Wird entgegen eines vom Erblasser verfügten Ausschlusses nach § 2044 BGB die Teilungsversteigerung betrieben, so steht den übrigen Miterben die Drittwiderspruchsklage gem. § 771 ZPO zur Verfügung. Jedoch kann kein Verbot des Erblassers und keine Vereinbarung der Erbengemeinschaft einen Gläubiger eines Miterben hindern, aufgrund eines endgültig vollstreckbaren Titels dessen Anteil am Nachlass zu pfänden und die Auseinandersetzung zu betreiben, §§ 2044 Abs. 1 S. 2, 751 S. 2 BGB.515
Ein Vollstreckungstitel i.S.v. § 16 Abs. 1 ZVG ist im Rahmen der Teilungsversteigerung nach § 180 ZVG nicht erforderlich, vgl. § 181 Abs. 1 ZVG. »Anspruch« i.S.v. § 16 Abs. 1 ZVG ist der Anspruch auf Aufhebung der Gemeinschaft. Dies muss der Antragssteller nicht nachweisen, sondern kann auf das Grundbuch verweisen, § 17 Abs. 2 ZVG.Zuständig ist das Gericht, in dessen Gerichtsbezirk die versteigernde Immobilie belegen ist, § 1 ZVG. Das Vollstreckungsgericht verteilt den Erlös der Zwangsversteigerung nur dann unter den Miterben, wenn spätestens im Verteilungstermin eine Erklärung aller Erben vorliegt. Andernfalls wird der Erlös nach Abzug der Kosten für das Verfahren bei der Hinterlegungsstelle des Amtsgerichts hinterlegt. Für die Freigabe des hinterlegten Geldes ist dann wiederum eine gemeinsame Erklärung aller Erben oder ein diese Erklärung ersetzendes Urteil erforderlich.

Immobilien werden nicht im Rahmen einer Auseinandersetzungsklage sondern durch Teilungsversteigerung gem. § 180 ZVG auseinandergesetzt. Wird mit der Auseinandersetzungsklage die Aufteilung von Immobilien begehrt, ist die Klage mangels Teilungsreife ohne Weiteres als unbegründet abzuweisen. Etwas anderes könnte nur dann gelten, wenn die Verteilung der Immobilien einer testamentarischen Anordnung für die Auseinandersetzung gem. § 2048 BGB entspricht.

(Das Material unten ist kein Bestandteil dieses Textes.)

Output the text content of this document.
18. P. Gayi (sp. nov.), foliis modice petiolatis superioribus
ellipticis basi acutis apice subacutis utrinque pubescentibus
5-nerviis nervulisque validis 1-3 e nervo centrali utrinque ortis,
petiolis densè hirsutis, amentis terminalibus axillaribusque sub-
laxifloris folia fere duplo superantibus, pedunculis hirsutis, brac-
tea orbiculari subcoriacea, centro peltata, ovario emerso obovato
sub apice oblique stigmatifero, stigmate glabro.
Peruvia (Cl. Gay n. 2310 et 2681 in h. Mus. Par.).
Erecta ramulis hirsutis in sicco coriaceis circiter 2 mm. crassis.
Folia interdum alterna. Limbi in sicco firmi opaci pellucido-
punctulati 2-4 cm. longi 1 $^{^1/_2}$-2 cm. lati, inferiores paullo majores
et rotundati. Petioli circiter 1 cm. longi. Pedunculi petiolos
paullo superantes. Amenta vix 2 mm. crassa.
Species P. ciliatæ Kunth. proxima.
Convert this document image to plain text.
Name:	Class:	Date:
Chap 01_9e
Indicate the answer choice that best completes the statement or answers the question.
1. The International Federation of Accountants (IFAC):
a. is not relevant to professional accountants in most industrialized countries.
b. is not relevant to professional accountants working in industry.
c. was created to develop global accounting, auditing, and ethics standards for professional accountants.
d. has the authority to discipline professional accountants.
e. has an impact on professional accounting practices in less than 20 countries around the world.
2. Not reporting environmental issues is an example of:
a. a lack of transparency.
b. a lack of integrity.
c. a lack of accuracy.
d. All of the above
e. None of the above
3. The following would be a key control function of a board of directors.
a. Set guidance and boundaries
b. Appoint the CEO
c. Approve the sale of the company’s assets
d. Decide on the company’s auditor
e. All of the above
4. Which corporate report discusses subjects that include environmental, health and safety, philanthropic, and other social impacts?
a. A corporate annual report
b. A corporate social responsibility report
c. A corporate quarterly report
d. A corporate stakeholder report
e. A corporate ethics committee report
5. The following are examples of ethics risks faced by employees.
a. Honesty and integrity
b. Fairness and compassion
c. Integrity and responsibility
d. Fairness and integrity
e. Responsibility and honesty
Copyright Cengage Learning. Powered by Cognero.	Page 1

Wie Sie sehen, bleibt, wenn die beiden Miterben stur bleiben, nur der Weg über die Teilungsversteigerung.

Ich hoffe, dass ich Ihnen mit meinen Ausführungen weiter helfen konnte, auch wenn Ihr Ziel auf dem von Ihnen genannten Weg leider nicht erreichbar ist.

Es ist vermutlich nur ein schwacher Trost, wenn ich Ihnen sage, dass die Rechtsprechung das ruinöse Verhalten zwar nicht toleriert, der Gesetzgeber aber mit den Vorschriften zur Auseinandersetzung der Erbengemeinschaft ein Instrumentarium vorgegeben hat, das solches ruinöses Verhalten eigentlich in die Schranken weisen sollte.
Das Gesetz sieht in diesem Falle ein gewisses Instrumentarium vor, das finanzielle negative Folgen durchaus in Kauf nimmt im Vergleich zu einer freihändigen Veräußerung. Die freiheitliche Grundordnung sieht aber nicht vor, dass jemand vor eigenem wirtschaftlich schädlichem Verhalten geschützt werden muss. Vielmehr sorgt der rechtzeitige Einsatz des Instrumentariums für eine Minimierung weiterer wirtschaftlicher Risiken.